Lisa Ragen, who lives in the downstairs apartment of the duplex, said she was sitting at the dining room table when one of the four grandchildren she has custody of ran in and told her the home was on fire. There were no signs from inside her apartment that anything was amiss.
“I said ‘surely not. What do you mean the house is on fire?’ I was like, ‘what is going on,’” she said.
“I looked out and saw smoke coming from the roof and I just told everyone to get out as quick as they could.”
Regan said her son, Will Regan, lived upstairs with his “old lady” and two children.
“They are saying that a pan of grease was left on the stove. He said he wasn’t cooking,” she said. “I know he cooked some fajitas at one o’clock today but I didn’t think he’d cooked anything after that.”
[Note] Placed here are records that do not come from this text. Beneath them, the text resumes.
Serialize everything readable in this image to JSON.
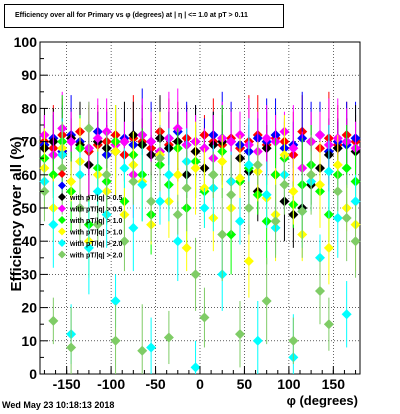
{
  "header": {
    "title": "Efficiency over all for Primary vs φ (degrees) at | η | <= 1.0 at pT > 0.11"
  },
  "footer": {
    "timestamp": "Wed May 23 10:18:13 2018"
  },
  "chart_data": {
    "type": "scatter",
    "title": "Efficiency over all for Primary vs φ (degrees) at | η | <= 1.0 at pT > 0.11",
    "xlabel": "φ (degrees)",
    "ylabel": "Efficiency over all (%)",
    "xlim": [
      -180,
      180
    ],
    "ylim": [
      0,
      100
    ],
    "xticks": [
      -150,
      -100,
      -50,
      0,
      50,
      100,
      150
    ],
    "yticks": [
      0,
      10,
      20,
      30,
      40,
      50,
      60,
      70,
      80,
      90,
      100
    ],
    "grid": true,
    "legend_position": "center-left",
    "legend_labels": [
      "",
      "",
      "with pT/|q| > 0.5",
      "with pT/|q| > 0.5",
      "with pT/|q| > 1.0",
      "with pT/|q| > 1.0",
      "with pT/|q| > 2.0",
      "with pT/|q| > 2.0"
    ],
    "series": [
      {
        "color": "#ff0000",
        "values": [
          70,
          68,
          72,
          71,
          73,
          67,
          69,
          70,
          72,
          66,
          71,
          70,
          68,
          73,
          69,
          70,
          71,
          67,
          72,
          70,
          69,
          71,
          68,
          70,
          72,
          69,
          71,
          70,
          66,
          73,
          70,
          68,
          71,
          69,
          72,
          70
        ]
      },
      {
        "color": "#0000ff",
        "values": [
          69,
          71,
          67,
          72,
          70,
          68,
          73,
          66,
          70,
          71,
          69,
          72,
          70,
          67,
          71,
          73,
          69,
          70,
          68,
          72,
          71,
          70,
          69,
          67,
          71,
          70,
          72,
          68,
          69,
          71,
          70,
          72,
          67,
          70,
          69,
          71
        ]
      },
      {
        "color": "#000000",
        "values": [
          68,
          70,
          66,
          71,
          69,
          63,
          70,
          68,
          67,
          70,
          72,
          69,
          66,
          71,
          68,
          70,
          60,
          67,
          62,
          69,
          70,
          58,
          65,
          61,
          55,
          68,
          60,
          52,
          48,
          50,
          57,
          62,
          66,
          68,
          70,
          67
        ]
      },
      {
        "color": "#ff00ff",
        "values": [
          72,
          66,
          74,
          70,
          50,
          68,
          71,
          73,
          69,
          70,
          60,
          72,
          70,
          67,
          71,
          74,
          69,
          70,
          68,
          65,
          71,
          70,
          72,
          69,
          67,
          71,
          70,
          73,
          68,
          62,
          70,
          72,
          69,
          71,
          70,
          68
        ]
      },
      {
        "color": "#00ff00",
        "values": [
          65,
          60,
          70,
          55,
          68,
          45,
          62,
          58,
          70,
          52,
          66,
          60,
          48,
          63,
          57,
          68,
          50,
          64,
          55,
          60,
          67,
          42,
          58,
          62,
          54,
          46,
          60,
          65,
          51,
          57,
          63,
          55,
          48,
          60,
          62,
          58
        ]
      },
      {
        "color": "#ffff00",
        "values": [
          62,
          50,
          68,
          58,
          64,
          40,
          60,
          55,
          67,
          48,
          63,
          58,
          45,
          66,
          52,
          60,
          38,
          62,
          56,
          47,
          64,
          50,
          59,
          34,
          61,
          53,
          48,
          66,
          55,
          42,
          60,
          57,
          38,
          63,
          50,
          45
        ]
      },
      {
        "color": "#00ffff",
        "values": [
          58,
          45,
          66,
          12,
          60,
          38,
          55,
          48,
          22,
          62,
          44,
          57,
          8,
          52,
          60,
          40,
          64,
          2,
          50,
          56,
          30,
          58,
          46,
          63,
          10,
          54,
          44,
          60,
          5,
          49,
          58,
          35,
          61,
          47,
          18,
          52
        ]
      },
      {
        "color": "#7fcc66",
        "values": [
          55,
          16,
          62,
          8,
          50,
          74,
          45,
          60,
          10,
          40,
          58,
          7,
          52,
          65,
          11,
          48,
          56,
          30,
          17,
          60,
          42,
          54,
          12,
          50,
          63,
          22,
          46,
          57,
          10,
          49,
          60,
          25,
          15,
          55,
          47,
          40
        ]
      }
    ]
  }
}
“I’m just glad everybody is OK.”
Corbin Fire Chief Barry McDonald said the blaze was caused after the stove was left on when Will Regan finished cooking.
“They had left it on and left the apartment to go get a haircut,” McDonald said. “When we got there, there was fire coming out of the eaves on both sides.”
McDonald said fire officials are not investigating the blaze as anything caused by criminal intent.
Regan said she was able to move her car away from the building to make sure it didn’t catch fire.
She said both she and her son rent the property and neither had a renter’s insurance policy.
“I don’t know what we are going to do right now,” she said. “We just paid rent yesterday. We’ll have to figure something out.”
Firefighters with the Corbin Fire Department quickly had the blaze under control and were still working on extinguishing the blaze at press time.